El reconocimiento de la voz del monstruo
Casi al finalizar la novela, la mayoría pertenecía al poder autoritario de Jack, prácticamente por los beneficios de sustento a través de la caza, o por amenazas del grupo cazador, los cuales, notando la necesidad de encender la fogata, roban los lentes de Piggy. Ralph se molesta y va con la caracola a confrontarlo en el castillo de roca en el que se encontraban.
Este intenta convocar asamblea; sin embargo, la percepción de ellos había cambiado, el poder de la caza les hizo percibir la caracola como menor y apenas le hacían caso. Entre un forcejeo, Piggy cae y muere, su cráneo aplastado por una roca. La roca era la representación de la dureza de corazón y la completa pérdida de identidad.
Además, él también terminó en el mar; era el tercer cuerpo que el mar se llevaba, incluido un niño (en los primeros capítulos) y la de Simón. El mar representaba la pérdida de la conciencia, ya que esta la identificamos como el fluir de los pensamientos para identificar el bien y el mal, pero tras cada muerte continuaban como si nada hubiera pasado.
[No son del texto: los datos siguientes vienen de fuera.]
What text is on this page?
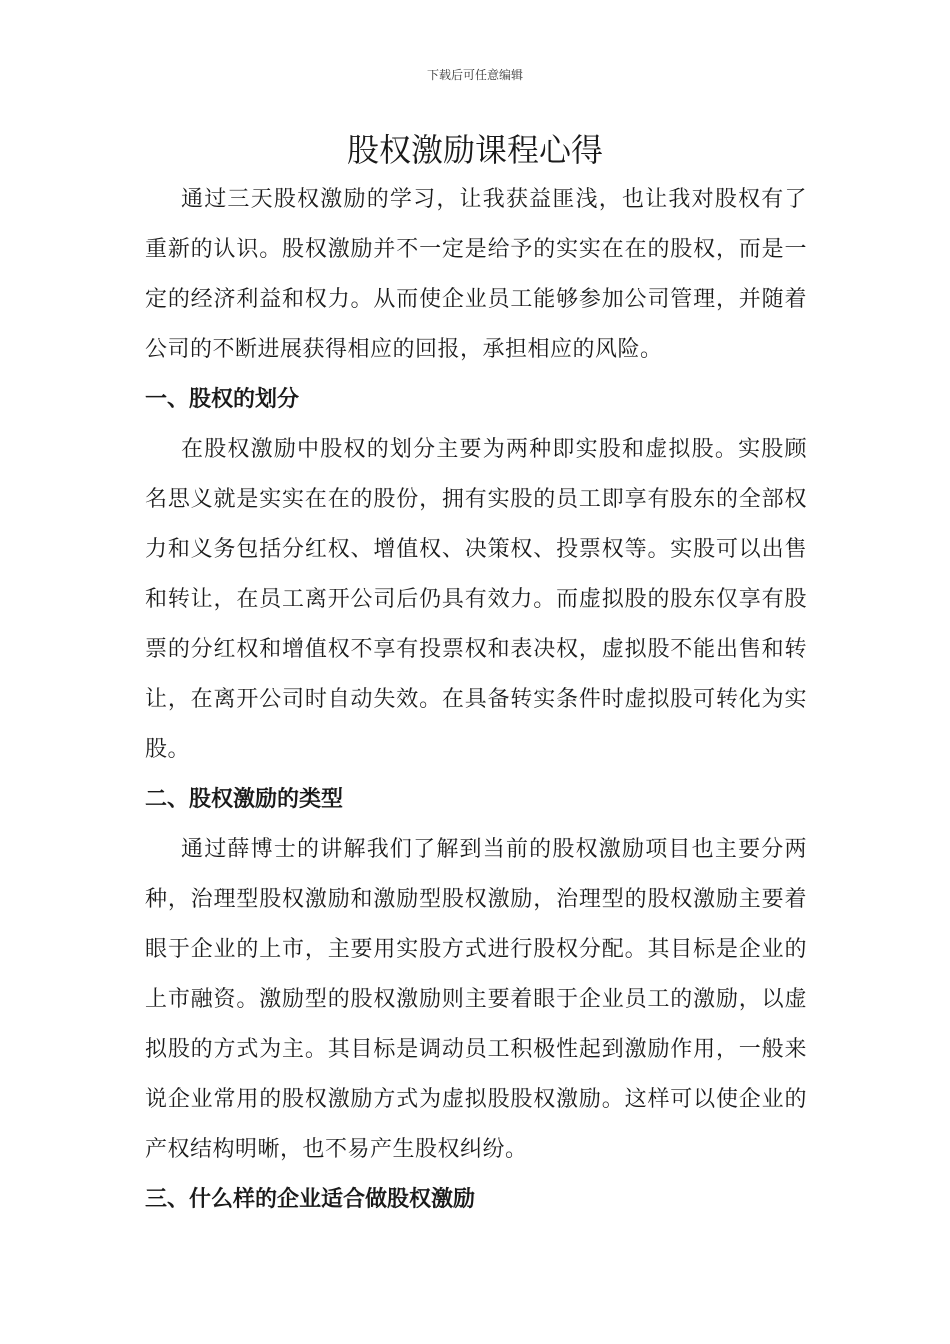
下载后可任意编辑
股权激励课程心得

通过三天股权激励的学习，让我获益匪浅，也让我对股权有了重新的认识。股权激励并不一定是给予的实实在在的股权，而是一定的经济利益和权力。从而使企业员工能够参加公司管理，并随着公司的不断进展获得相应的回报，承担相应的风险。

一、股权的划分

在股权激励中股权的划分主要为两种即实股和虚拟股。实股顾名思义就是实实在在的股份，拥有实股的员工即享有股东的全部权力和义务包括分红权、增值权、决策权、投票权等。实股可以出售和转让，在员工离开公司后仍具有效力。而虚拟股的股东仅享有股票的分红权和增值权不享有投票权和表决权，虚拟股不能出售和转让，在离开公司时自动失效。在具备转实条件时虚拟股可转化为实股。

二、股权激励的类型

通过薛博士的讲解我们了解到当前的股权激励项目也主要分两种，治理型股权激励和激励型股权激励，治理型的股权激励主要着眼于企业的上市，主要用实股方式进行股权分配。其目标是企业的上市融资。激励型的股权激励则主要着眼于企业员工的激励，以虚拟股的方式为主。其目标是调动员工积极性起到激励作用，一般来说企业常用的股权激励方式为虚拟股股权激励。这样可以使企业的产权结构明晰，也不易产生股权纠纷。

三、什么样的企业适合做股权激励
Jack y los cazadores persiguen a Ralph para matarlo. En este intento de que salga de su escondite, encienden la isla. El fuego que se extiende representa cómo el ser humano no solo daña a otro ser humano, sino que en su estado de violencia también termina destruyendo la naturaleza.
Debido al fuego, alguien se acerca a la isla y ve niños con palos. Estos piensan que solo están jugando, pero sobre todo se asombran de cómo terminaron en esa isla. Todos empiezan a llorar, una voz diferente a la del monstruo, más humana, que despertaba en ellos la conciencia de todo lo que había pasado, el fuego que también podría ser visto como algo esclarecedor. Jack también llora y recuerda las muertes y la pérdida de la inocencia.
El hecho de que sean niños los que terminaron en la isla nos muestra algo: el mayor estado de inocencia del ser humano. Nada nos hace más humanos que nuestras necesidades. Pero estas, cuando no son suplidas adecuadamente, pueden llevar a la deshumanización. El ser que lucha por sobrevivir es el mismo que en su cuidado se olvida del otro. El que tiene hambre de poder tampoco se sacia, sino que sigue y dirige a los demás con una psicología de repetición: promesas de cambios y mejorías que se quedan con ellos, en su voz de monstruo.
Caras pintadas que no muestran seres auténticos. La necesidad de adaptarnos a un mundo desigual que nos enfrenta cada día con monstruos externos, cuando los verdaderos siguen vivos alimentándose dentro de nosotros. Y cometemos un grave error cuando damos poder a quienes albergan bestias insaciables de riquezas y gloria.
Mientras tanto, el pueblo se deshace por la pobreza. En su proceso de adaptación trabaja más de lo que comparte con su familia. Así este círculo se repite. Cada día, tristemente, nuestra voz se deteriora, hasta que ya no se parece a la nuestra, sino a la del Señor de las Moscas.
William Golding no solo representa la guerra y la deshumanización. Simboliza también una sociedad que día a día es menos social y humana. Voces como la de Ralph, que gritan cambios sin mejorías, o como la de Jack, que obligan a otros a seguirle a través de la manipulación y el hurto. La distancia entre los que conviven juntos, además de la pérdida de la voz inicial, la de la inocencia, y el aumento de la voz primitiva: la de El Señor de las Moscas.
Referencias bibliográficas
Golding, W. (1954). El Señor de las Moscas (C. Vergara, trad.). Prometeo.